Downer previously served as Australia’s foreign minister and was a key negotiator of the country’s asylum offshoring policy, which places would-be refugees and immigrants in offshore centers while their applications are processed — sometimes for up to seven years.

“He was a prime architect of Australia’s inhumane immigration policy and his support for push backs recently make him a wholly inappropriate choice to lead this review,” a PCS spokesperson told The Independent. 

The union said: “Border Force staff need support and resources to do a very difficult job as humanely as possible. That will all be put in jeopardy if they are forced to carry out a potentially illegal and morally reprehensible push-back policy on the instructions of the home secretary.”

The ISU union, which also represents Border Force staff, said Downer is a “clearly political appointment to press a personal agenda on the part of the home secretary.”

Home Secretary Priti Patel has long argued for stricter asylum policies, including pushbacks of asylum seeker and migrant vessels in the English Channel, despite the policy being subject to legal challenge and widely condemned as dangerous and wrong.

ISU professional officer Lucy Moreton said: “The ISU will act to protect its members’ rights to act only within the confines of law.”

Pushbacks were “authorized” by Patel last year but have not yet taken place, and are currently subject to a legal challenge brought by the PCS and the Care4Calais charity.

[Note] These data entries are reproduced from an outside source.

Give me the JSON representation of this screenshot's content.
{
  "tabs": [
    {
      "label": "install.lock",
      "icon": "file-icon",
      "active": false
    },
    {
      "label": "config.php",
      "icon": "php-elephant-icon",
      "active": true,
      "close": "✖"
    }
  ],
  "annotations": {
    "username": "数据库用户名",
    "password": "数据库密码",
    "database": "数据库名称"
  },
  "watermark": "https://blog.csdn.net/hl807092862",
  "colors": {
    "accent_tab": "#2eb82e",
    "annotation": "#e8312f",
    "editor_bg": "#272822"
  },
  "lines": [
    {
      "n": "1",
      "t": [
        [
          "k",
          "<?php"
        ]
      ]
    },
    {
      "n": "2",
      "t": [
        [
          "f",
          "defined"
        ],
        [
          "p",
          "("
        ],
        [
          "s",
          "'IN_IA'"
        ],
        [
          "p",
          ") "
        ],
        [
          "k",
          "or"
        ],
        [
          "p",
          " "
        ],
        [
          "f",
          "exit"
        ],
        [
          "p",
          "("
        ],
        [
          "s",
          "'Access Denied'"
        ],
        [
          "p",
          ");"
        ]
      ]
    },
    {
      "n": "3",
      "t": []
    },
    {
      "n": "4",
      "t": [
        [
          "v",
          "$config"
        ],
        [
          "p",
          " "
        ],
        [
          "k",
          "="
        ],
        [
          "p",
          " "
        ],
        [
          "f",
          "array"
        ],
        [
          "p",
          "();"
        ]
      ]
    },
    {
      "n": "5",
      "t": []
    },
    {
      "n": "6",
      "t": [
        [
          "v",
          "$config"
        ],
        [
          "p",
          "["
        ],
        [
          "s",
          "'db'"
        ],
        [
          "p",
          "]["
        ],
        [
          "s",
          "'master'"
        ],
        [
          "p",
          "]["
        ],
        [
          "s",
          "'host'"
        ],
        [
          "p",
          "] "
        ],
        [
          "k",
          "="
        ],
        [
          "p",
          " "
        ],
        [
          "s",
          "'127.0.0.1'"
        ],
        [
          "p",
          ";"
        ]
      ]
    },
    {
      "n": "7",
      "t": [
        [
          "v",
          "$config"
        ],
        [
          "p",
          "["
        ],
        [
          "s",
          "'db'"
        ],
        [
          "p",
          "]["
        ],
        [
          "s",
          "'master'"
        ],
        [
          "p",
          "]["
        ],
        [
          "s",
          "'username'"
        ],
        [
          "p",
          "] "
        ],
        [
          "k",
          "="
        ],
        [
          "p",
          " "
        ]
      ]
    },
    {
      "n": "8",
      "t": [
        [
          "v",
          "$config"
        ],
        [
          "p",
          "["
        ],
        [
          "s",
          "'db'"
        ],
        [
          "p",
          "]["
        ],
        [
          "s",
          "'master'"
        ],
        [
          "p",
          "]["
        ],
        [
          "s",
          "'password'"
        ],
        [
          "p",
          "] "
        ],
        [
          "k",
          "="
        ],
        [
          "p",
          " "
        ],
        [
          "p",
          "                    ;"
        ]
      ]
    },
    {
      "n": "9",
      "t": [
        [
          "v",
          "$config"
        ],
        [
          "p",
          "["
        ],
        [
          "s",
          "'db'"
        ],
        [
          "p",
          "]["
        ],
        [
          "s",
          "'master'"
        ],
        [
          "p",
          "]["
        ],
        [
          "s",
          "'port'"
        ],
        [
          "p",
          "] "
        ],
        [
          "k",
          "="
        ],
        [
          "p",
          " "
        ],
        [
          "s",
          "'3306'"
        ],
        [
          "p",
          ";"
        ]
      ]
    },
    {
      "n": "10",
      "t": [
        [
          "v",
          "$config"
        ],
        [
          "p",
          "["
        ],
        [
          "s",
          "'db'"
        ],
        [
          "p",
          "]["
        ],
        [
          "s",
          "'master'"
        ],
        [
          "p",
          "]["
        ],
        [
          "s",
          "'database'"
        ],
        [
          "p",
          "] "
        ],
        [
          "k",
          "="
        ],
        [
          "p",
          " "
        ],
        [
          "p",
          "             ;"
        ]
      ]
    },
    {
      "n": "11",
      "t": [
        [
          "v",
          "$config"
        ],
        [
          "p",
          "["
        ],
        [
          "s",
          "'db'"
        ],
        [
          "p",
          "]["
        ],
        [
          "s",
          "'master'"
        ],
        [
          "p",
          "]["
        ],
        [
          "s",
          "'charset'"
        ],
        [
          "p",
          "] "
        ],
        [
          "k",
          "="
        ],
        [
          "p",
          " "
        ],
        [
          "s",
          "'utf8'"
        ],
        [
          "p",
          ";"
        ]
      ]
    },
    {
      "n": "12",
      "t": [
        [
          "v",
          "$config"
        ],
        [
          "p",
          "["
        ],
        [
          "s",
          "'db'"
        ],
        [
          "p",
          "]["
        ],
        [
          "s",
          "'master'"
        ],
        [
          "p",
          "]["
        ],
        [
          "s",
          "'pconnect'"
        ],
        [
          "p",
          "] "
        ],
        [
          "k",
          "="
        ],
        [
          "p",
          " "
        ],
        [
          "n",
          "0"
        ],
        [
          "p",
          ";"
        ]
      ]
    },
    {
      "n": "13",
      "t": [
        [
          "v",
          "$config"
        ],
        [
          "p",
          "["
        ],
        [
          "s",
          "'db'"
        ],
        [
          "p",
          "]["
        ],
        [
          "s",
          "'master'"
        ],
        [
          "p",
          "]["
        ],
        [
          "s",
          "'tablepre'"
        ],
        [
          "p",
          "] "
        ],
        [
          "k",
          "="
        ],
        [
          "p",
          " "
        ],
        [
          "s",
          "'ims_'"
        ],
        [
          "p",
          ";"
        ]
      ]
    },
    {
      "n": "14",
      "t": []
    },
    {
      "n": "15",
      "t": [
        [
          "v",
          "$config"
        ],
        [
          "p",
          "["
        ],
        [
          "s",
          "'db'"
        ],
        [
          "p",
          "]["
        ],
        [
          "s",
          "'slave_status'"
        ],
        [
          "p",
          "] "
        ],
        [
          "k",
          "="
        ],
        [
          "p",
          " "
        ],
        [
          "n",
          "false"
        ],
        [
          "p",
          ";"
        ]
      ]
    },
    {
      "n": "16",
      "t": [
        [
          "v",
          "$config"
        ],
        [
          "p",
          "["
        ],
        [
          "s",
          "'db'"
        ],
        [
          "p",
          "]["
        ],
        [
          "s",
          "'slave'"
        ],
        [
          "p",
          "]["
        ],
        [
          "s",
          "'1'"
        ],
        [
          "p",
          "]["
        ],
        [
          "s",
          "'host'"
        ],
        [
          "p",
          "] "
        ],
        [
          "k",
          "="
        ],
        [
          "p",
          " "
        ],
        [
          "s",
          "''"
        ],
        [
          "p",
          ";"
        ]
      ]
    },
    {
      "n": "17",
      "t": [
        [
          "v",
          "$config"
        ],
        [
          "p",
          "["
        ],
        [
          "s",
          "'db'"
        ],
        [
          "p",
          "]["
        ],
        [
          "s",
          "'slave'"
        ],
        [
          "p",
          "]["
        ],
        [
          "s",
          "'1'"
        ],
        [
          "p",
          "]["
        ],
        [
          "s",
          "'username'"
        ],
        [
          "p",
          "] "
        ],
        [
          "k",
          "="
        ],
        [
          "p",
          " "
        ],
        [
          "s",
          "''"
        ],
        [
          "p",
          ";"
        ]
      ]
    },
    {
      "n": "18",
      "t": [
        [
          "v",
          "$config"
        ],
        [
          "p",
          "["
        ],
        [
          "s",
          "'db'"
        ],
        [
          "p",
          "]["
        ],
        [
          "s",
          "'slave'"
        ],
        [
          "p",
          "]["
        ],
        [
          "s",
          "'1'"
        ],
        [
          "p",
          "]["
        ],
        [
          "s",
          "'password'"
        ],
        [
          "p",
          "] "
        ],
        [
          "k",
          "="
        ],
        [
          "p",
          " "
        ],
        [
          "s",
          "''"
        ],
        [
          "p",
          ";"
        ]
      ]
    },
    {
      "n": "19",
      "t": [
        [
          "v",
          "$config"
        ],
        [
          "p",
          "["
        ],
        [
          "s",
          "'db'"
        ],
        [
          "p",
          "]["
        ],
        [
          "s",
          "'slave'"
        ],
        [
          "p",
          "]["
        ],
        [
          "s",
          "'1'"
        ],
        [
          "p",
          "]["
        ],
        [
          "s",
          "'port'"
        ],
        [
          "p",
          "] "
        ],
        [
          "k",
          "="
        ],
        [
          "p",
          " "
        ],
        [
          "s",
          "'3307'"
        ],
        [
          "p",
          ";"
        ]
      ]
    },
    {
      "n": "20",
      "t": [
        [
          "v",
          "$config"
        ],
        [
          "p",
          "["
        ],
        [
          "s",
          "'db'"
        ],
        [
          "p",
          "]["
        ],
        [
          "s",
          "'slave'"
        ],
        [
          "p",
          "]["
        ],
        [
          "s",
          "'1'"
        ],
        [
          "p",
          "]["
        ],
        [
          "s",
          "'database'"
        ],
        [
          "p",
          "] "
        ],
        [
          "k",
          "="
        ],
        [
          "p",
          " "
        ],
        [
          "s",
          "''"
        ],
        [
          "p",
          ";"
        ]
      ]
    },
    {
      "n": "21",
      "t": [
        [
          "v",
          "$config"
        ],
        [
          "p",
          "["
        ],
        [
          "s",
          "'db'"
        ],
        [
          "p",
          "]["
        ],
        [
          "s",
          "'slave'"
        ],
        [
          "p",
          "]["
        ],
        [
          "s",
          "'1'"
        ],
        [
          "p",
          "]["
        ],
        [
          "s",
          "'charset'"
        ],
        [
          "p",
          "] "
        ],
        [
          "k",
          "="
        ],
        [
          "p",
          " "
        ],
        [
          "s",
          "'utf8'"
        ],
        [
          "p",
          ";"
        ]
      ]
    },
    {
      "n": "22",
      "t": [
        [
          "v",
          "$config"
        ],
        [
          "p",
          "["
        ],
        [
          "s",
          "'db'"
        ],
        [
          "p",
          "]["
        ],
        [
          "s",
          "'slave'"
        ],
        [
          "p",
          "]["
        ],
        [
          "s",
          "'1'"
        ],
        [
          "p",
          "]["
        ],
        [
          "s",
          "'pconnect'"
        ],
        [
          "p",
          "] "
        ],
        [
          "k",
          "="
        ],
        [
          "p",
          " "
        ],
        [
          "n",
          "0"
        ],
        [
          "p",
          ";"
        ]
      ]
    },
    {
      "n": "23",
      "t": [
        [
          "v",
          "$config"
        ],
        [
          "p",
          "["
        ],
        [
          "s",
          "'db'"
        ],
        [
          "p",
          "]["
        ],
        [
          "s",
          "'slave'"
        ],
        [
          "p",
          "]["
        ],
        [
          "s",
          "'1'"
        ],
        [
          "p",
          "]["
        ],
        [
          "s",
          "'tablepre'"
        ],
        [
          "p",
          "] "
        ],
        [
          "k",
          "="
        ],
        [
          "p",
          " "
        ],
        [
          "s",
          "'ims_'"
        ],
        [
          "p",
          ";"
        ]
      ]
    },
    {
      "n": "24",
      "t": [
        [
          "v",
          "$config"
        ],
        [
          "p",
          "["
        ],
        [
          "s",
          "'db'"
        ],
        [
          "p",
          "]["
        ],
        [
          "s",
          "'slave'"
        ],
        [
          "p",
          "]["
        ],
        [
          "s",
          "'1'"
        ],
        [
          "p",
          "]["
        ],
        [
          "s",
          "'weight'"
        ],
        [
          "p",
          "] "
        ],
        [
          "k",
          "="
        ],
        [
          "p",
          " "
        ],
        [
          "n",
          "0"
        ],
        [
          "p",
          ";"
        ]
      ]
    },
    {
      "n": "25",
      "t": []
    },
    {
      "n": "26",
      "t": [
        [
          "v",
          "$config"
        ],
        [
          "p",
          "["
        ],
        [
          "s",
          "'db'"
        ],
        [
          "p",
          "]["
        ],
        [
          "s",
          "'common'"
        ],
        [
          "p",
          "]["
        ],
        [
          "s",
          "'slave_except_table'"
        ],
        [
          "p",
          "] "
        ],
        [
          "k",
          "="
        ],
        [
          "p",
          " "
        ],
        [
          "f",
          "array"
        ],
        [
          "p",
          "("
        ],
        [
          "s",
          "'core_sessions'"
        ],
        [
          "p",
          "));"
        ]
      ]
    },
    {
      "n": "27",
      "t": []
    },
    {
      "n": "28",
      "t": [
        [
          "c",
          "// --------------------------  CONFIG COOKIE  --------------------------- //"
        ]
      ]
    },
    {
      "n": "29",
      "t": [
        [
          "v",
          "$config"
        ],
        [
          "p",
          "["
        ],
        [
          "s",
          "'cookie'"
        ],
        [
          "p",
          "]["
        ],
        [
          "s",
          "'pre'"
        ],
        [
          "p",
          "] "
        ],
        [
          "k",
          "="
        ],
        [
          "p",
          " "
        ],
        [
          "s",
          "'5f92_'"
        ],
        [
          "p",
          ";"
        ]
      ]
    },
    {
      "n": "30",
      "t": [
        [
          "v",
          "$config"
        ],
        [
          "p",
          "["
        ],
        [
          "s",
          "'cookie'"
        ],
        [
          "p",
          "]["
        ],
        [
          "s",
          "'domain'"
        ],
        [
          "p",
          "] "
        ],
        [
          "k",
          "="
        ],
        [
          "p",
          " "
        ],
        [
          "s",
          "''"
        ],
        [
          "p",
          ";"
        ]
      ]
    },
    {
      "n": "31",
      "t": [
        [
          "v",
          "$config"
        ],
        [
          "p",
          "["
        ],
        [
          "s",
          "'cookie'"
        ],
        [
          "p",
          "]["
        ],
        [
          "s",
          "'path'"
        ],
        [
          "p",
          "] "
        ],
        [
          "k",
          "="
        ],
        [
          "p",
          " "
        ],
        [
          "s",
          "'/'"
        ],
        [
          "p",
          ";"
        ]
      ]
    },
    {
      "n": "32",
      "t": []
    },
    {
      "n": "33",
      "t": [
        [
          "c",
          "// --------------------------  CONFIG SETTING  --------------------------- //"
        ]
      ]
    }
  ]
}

Clare Moseley, founder of Care4Calais, told The Independent: “The Australian offshore asylum program was one of the most reprehensible systems in the world, leading to untold human misery and widespread condemnation.”

Referring to an op-ed by Downer in the Daily Mail, in which he argued for pushbacks, Moseley said: “It is clear that the references to a ‘threat’ at our border refer to Channel migrants, but they are no more a threat than any bus-load of ordinary British people.”

Britain has been grappling with an escalating number of arrivals via the English Channel in recent years, and the issue has been causing diplomatic issues with neighboring France, while causing domestic political headaches for the ruling Conservative Party.

The offshore asylum plan is aimed at discouraging asylum seekers and migrants from making the Channel crossing, while also appeasing voters who favor tough asylum policies.

However, all countries so far named as potential locations to process asylum seekers have publicly distanced themselves from the plan.